Nor is history something that escapes Iran. The Guard’s newest ship, Shahid Mahdavi, or Martyr Mahdavi, is named after Nader Mahdavi, an Iranian guard killed by the US Navy in 1987 during the “Tanker War”.

The U.S. killing of Mahdavi, which came after his troops opened fire on U.S. special forces helicopters, still resonates in Iran today. Tehran claims that the United States captured him alive without evidence and tortured him because of his physical condition upon his return. U.S. helicopters fired machine guns, rockets and “fléchette” rounds — small metal darts — on Iranian ships overseen by Mahdavi.

Supreme Leader Ayatollah Ali Khamenei himself gave a speech in 2019 and a portrait of Mahdavi was placed near him.that’s about U.S. Navy blames Iran for a series of mine attacks on Middle Eastern shipping It comes as Tehran’s nuclear deal with world powers collapses.

The use of Mahdavi’s name suggests the Guard sees it as a means of challenging the U.S. Navy in the Middle East, especially as the new ship may be able to support so-called “swarm attacks” that Iran can launch against larger U.S. warships.

commander.

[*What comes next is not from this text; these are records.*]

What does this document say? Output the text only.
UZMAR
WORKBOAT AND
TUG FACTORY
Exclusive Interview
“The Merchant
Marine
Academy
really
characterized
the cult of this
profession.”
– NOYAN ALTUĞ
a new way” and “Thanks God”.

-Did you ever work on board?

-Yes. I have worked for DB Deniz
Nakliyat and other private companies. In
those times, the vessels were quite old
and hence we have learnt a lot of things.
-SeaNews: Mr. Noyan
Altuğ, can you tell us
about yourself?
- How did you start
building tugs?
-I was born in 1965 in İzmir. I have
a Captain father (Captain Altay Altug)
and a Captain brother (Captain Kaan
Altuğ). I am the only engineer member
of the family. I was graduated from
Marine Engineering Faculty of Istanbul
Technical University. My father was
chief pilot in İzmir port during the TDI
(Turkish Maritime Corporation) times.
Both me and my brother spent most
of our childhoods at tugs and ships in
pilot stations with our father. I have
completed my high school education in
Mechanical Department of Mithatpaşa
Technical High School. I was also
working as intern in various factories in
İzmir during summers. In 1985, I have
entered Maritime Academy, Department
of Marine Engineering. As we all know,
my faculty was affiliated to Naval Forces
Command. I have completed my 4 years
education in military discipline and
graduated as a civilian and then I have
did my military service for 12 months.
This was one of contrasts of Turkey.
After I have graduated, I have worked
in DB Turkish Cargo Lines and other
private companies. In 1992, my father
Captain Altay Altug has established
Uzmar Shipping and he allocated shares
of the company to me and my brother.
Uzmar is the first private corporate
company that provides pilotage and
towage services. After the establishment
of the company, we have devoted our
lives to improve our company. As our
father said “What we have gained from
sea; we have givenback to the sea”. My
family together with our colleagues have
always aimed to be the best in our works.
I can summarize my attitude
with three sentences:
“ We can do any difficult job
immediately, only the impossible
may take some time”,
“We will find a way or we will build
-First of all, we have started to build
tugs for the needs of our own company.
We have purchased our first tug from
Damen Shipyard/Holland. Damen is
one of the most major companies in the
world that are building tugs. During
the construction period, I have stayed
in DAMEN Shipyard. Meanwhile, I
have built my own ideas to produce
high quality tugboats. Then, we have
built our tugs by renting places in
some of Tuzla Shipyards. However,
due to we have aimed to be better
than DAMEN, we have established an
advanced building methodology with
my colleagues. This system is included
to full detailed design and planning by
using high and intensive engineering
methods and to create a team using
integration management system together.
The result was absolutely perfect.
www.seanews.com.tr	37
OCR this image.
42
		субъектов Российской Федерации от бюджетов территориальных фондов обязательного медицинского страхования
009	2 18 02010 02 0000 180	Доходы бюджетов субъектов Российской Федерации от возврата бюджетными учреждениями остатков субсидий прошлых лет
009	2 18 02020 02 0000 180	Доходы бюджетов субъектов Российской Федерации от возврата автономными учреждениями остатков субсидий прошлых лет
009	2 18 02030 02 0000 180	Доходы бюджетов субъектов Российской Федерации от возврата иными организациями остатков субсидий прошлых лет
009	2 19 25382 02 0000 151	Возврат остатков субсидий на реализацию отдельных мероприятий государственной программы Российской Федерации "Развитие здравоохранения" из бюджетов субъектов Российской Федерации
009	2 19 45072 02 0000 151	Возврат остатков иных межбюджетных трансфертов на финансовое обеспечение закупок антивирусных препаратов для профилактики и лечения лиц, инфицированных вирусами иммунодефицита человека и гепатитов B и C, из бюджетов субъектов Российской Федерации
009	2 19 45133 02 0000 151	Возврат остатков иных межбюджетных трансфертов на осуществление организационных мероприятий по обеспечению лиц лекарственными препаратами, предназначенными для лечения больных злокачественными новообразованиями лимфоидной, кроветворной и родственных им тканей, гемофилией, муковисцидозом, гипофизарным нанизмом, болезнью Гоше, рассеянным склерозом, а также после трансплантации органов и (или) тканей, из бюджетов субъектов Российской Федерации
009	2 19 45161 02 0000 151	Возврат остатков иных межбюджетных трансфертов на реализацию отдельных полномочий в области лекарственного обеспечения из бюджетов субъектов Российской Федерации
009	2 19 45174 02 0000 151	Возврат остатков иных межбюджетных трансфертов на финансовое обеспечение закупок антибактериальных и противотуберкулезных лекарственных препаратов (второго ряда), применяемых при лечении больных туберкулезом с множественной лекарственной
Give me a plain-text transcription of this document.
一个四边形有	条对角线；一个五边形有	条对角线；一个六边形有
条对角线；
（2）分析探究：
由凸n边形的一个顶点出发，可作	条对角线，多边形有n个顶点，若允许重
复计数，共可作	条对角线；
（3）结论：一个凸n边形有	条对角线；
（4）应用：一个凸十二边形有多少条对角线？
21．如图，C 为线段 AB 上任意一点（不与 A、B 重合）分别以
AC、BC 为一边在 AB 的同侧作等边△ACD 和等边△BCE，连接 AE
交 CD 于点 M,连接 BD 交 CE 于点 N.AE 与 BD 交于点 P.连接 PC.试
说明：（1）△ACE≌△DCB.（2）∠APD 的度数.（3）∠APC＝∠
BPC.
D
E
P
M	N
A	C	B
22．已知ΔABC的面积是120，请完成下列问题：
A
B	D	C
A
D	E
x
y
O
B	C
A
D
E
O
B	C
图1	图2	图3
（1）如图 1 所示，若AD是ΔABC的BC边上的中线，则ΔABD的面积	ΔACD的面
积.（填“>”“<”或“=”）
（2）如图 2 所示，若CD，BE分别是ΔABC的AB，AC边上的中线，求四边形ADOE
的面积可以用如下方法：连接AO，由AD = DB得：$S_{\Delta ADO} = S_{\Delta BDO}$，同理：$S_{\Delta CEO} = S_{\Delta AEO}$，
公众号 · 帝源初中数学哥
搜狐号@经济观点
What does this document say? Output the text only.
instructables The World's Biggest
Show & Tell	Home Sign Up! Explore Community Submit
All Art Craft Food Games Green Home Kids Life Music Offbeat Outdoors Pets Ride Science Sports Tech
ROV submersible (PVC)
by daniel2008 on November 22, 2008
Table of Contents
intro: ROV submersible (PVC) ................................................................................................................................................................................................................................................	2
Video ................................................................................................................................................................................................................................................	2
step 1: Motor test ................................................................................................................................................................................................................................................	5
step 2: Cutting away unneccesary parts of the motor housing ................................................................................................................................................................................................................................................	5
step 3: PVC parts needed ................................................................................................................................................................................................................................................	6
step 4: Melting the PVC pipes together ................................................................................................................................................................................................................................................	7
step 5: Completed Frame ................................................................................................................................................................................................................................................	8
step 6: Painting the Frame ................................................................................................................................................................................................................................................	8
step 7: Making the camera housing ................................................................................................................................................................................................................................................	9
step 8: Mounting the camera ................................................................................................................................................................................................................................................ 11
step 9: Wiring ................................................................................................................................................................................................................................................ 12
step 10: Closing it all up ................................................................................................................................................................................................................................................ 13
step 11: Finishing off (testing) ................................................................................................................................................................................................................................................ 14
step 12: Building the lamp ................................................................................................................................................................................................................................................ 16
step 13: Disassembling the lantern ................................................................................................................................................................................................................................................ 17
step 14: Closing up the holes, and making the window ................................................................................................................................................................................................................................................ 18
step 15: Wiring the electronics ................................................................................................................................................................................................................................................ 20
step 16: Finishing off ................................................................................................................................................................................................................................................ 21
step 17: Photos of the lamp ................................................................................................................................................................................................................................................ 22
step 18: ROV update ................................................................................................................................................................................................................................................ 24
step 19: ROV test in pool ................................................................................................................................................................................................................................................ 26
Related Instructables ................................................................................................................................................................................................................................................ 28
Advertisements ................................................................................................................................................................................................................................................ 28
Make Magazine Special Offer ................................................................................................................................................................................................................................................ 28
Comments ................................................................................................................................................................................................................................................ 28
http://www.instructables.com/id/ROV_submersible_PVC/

Fifth Fleet spokesman Timothy Hawkins declined to comment on Shahid Mahdavi because “we are careful not to discuss intelligence-related issues.”

“But in general, for the sake of regional security and stability, we closely monitor the marine environment with our international partners,” Hawkins said.

The arrival of the Shahid Mahdavi, which will be the largest ship in the Guard’s fleet, comes amid a series of shipwrecks in Iran. The conventional navy’s largest warship, Kharg, sank last June. In 2020, A missile misses a navy ship during exercise, 19 crew members were killed and 15 injured. In 2018, an Iranian Navy destroyer sank in the Caspian Sea.

Simultaneously, A Red Sea cargo ship believed to be a Guards intelligence base was bombed last year suspected of being caused by IsraelNadimi, an analyst at the Washington Institute, said Shahid Mahdavi could play a similar role in special forces espionage and sabotage missions. It may also be equipped with long-range missiles.

“Nasty things can happen around this ship,” Nadimi warned.